Fears of Growing up...

Lately I've discovered so much about myself and my life that scares me. Not necessarily bad things, just things I never thought i'd ever have to deal with. When a girl grows up and imagines her life, she pictures all the good, not the bad. I had a perfect picture of what my life would be like. Granted me and Jared's start was rocky, but it went about how I had it planned in my head. We were together for 4 years then got married. I think you really need to get to know someone before you can promise them the rest of your life. And I do know Jared, I know his every deep dark corner and past and I will guard those for the rest of my life, together or not. It's the leading up to marriage. I never thought I'd have to go 5 months without seeing him, then getting proposed to and married all within a month just for him to be gone again. Then to go through all this stressful crap again on top of starting a new marriage. Army crap, moving crap, money crap.... crap on top of crap. Anybody have a shovel?

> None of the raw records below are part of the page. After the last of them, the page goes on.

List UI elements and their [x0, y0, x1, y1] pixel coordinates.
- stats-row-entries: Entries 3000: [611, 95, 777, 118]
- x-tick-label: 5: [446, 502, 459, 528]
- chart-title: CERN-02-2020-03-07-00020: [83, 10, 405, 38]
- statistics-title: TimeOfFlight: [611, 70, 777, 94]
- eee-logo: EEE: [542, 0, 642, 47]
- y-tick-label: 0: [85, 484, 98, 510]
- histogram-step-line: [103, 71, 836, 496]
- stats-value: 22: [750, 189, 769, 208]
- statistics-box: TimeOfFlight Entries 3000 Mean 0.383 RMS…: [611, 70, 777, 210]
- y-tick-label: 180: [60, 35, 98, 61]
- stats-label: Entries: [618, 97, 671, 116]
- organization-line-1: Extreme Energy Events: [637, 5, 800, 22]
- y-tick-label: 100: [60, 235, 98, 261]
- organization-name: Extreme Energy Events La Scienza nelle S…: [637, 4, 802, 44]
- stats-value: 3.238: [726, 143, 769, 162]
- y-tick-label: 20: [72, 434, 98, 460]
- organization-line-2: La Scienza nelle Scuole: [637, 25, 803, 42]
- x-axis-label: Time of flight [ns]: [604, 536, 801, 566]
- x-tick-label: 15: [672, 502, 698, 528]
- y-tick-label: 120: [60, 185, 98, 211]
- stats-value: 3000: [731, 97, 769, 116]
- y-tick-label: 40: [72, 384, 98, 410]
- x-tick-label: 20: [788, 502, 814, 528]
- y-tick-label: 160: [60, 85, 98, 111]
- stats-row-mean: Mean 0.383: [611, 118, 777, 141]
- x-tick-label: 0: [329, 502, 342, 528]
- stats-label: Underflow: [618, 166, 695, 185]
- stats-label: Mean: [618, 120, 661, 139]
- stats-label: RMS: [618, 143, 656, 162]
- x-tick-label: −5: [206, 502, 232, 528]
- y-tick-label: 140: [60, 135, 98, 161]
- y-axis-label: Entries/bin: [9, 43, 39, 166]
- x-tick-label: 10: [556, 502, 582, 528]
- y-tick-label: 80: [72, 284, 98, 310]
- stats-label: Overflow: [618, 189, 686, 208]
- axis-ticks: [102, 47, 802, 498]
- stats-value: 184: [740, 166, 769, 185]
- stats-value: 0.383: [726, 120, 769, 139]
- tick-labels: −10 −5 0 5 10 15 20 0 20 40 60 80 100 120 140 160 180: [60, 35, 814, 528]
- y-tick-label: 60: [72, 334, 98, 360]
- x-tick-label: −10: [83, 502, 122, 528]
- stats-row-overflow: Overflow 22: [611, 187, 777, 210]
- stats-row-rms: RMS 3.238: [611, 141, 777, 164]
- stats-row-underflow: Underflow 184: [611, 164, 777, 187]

Let's just say this is not a good place for me right now! I am pushing my way through this load of CRAP as best I know how to, but man is it difficult. Especially when your so far away from all your support. I literally have the best sister, dad, and mother in law possible and I know they are only a call away but man I just wish I could be home in the sun driving my car, going to see my best friend and just hang out. I'm sick of this apartment, this place, these people. I wonder more and more each day if staying up here while Jared is deployed is even worth it. I know that's what I wanted but not at the risk of my health. It doesn't help that yes, I love my husband but he's to busy to be a good support system right now, which isn't mainly his fault but still. With him gone I'll have absolutely nobody. Idk, it's something I really need to think about but until then I am hoping to get good news about going to get my stuff and car soon, just so I can go home and see my daddy. And I'm counting the days till June 28th Because I get to go home again to see my sister, dad, and mother in law all in one weeked, along with a new kids on the block/boyz 2 men concert haha oh yahhhh!